Name
NHLBI's Trans-Omics for Precision Medicine (TOPMed) Program
Description

The Trans-Omics for Precision Medicine (TOPMed) program is a GA4GH Driver Project funded by National Heart, Lung, and Blood Institute (NHLBI) to advance precision medicine and improve the understanding of heart, lung, blood, and sleep (HLBS) conditions. Designed as a systems biology approach to discovery, TOPMed layers whole genome sequence (WGS) and -omics data onto deep phenotype, imaging, and environmental data. TOPMed has generated 155,000+ high coverage (30x) WGS and ~100,000 -omics (RNA-seq, methylation, metabolomics, proteomics) profiles on samples from 80+ pre-existing studies span many HLBS traits and study designs. A primary goal of TOPMed is improving the diversity in genomic databases; as such, only 40% of TOPMed WGS participants have European ancestry. Because TOPMed is comprised of pre-existing studies, each study’s informed consent(s) define data use limitations that must be honored when accessing its data.

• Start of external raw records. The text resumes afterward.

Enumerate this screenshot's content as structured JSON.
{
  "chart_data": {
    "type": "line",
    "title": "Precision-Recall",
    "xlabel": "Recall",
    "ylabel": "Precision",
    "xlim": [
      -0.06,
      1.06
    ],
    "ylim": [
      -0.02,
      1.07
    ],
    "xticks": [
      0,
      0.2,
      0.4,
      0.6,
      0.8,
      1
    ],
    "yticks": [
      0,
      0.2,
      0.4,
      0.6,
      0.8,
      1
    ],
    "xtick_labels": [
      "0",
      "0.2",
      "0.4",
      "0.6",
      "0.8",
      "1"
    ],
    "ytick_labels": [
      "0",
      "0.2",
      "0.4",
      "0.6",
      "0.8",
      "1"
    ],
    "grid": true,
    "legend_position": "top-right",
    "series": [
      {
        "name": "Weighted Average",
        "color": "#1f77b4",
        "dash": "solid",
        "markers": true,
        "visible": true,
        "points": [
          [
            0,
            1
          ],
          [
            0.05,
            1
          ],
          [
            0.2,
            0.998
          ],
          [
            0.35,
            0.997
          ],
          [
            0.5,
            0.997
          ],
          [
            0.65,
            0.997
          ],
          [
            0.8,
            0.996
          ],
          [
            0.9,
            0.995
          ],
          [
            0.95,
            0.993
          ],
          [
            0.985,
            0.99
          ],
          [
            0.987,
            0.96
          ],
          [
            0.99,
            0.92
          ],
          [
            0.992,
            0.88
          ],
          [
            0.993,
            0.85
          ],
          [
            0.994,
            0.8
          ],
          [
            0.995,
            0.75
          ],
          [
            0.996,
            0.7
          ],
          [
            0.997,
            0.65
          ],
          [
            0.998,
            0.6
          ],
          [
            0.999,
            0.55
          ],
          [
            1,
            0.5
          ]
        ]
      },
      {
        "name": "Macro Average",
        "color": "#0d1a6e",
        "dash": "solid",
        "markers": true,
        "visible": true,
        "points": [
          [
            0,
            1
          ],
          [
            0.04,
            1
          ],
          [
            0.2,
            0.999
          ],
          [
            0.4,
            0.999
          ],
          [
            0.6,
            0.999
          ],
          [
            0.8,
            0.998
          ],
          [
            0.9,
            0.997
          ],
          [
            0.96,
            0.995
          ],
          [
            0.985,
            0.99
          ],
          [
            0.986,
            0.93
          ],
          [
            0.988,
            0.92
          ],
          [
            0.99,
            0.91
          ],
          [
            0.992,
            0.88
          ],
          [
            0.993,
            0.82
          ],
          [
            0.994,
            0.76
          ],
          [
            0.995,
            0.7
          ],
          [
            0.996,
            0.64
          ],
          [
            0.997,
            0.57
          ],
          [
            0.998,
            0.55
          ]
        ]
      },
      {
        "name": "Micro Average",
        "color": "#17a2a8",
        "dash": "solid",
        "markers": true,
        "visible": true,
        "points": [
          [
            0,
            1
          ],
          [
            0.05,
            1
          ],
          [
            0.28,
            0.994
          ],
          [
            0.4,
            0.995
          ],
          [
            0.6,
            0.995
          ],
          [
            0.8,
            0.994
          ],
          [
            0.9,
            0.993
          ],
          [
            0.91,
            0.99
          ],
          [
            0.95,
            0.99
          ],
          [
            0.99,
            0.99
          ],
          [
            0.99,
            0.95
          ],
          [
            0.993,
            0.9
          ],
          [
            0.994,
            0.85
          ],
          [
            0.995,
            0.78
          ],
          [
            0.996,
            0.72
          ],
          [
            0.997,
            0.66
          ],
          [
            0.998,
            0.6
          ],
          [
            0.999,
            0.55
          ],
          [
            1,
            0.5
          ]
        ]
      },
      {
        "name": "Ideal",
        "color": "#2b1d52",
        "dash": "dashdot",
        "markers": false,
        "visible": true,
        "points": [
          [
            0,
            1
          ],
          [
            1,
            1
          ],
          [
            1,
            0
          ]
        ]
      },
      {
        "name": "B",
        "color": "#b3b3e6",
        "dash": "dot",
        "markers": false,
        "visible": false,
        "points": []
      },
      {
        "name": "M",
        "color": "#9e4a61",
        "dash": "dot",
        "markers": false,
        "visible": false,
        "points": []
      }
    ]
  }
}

TOPMed’s infrastructure depends on its Data Coordinating Center (DCC, University of Washington) and Informatics Research Center (IRC, University of Michigan). The DCC provides data quality control, develops statistical methods, harmonizes phenotypes, and offers dbGaP support and data curation. The DCC also supports 32 working groups, 1000+ investigators, and TOPMed’s Ethical, Legal, and Social Implications (ELSI) Committee, which has developed guidance about the return of genomic results to participants and the use of data in publicly accessible variant servers and imputation reference panels. The IRC conducts joint WGS variant calling and develops crucial TOPMed resources like BRAVO (whole genome variant browser), the TOPMed imputation reference panel, and ENCORE (simplified genome- wide analyses). NHLBI is developing a cloud platform, BioData Catalyst (BDC), that provides tools, applications, and workflows to find, access, share, store, and compute TOPMed data.

TOPMed’s next 3-5 years (“TOPMed 2.0”) will focus on building collaborations with large genetic consortia, promoting molecular phenotype-driven discovery, and transitioning from generating data to generating knowledge and information.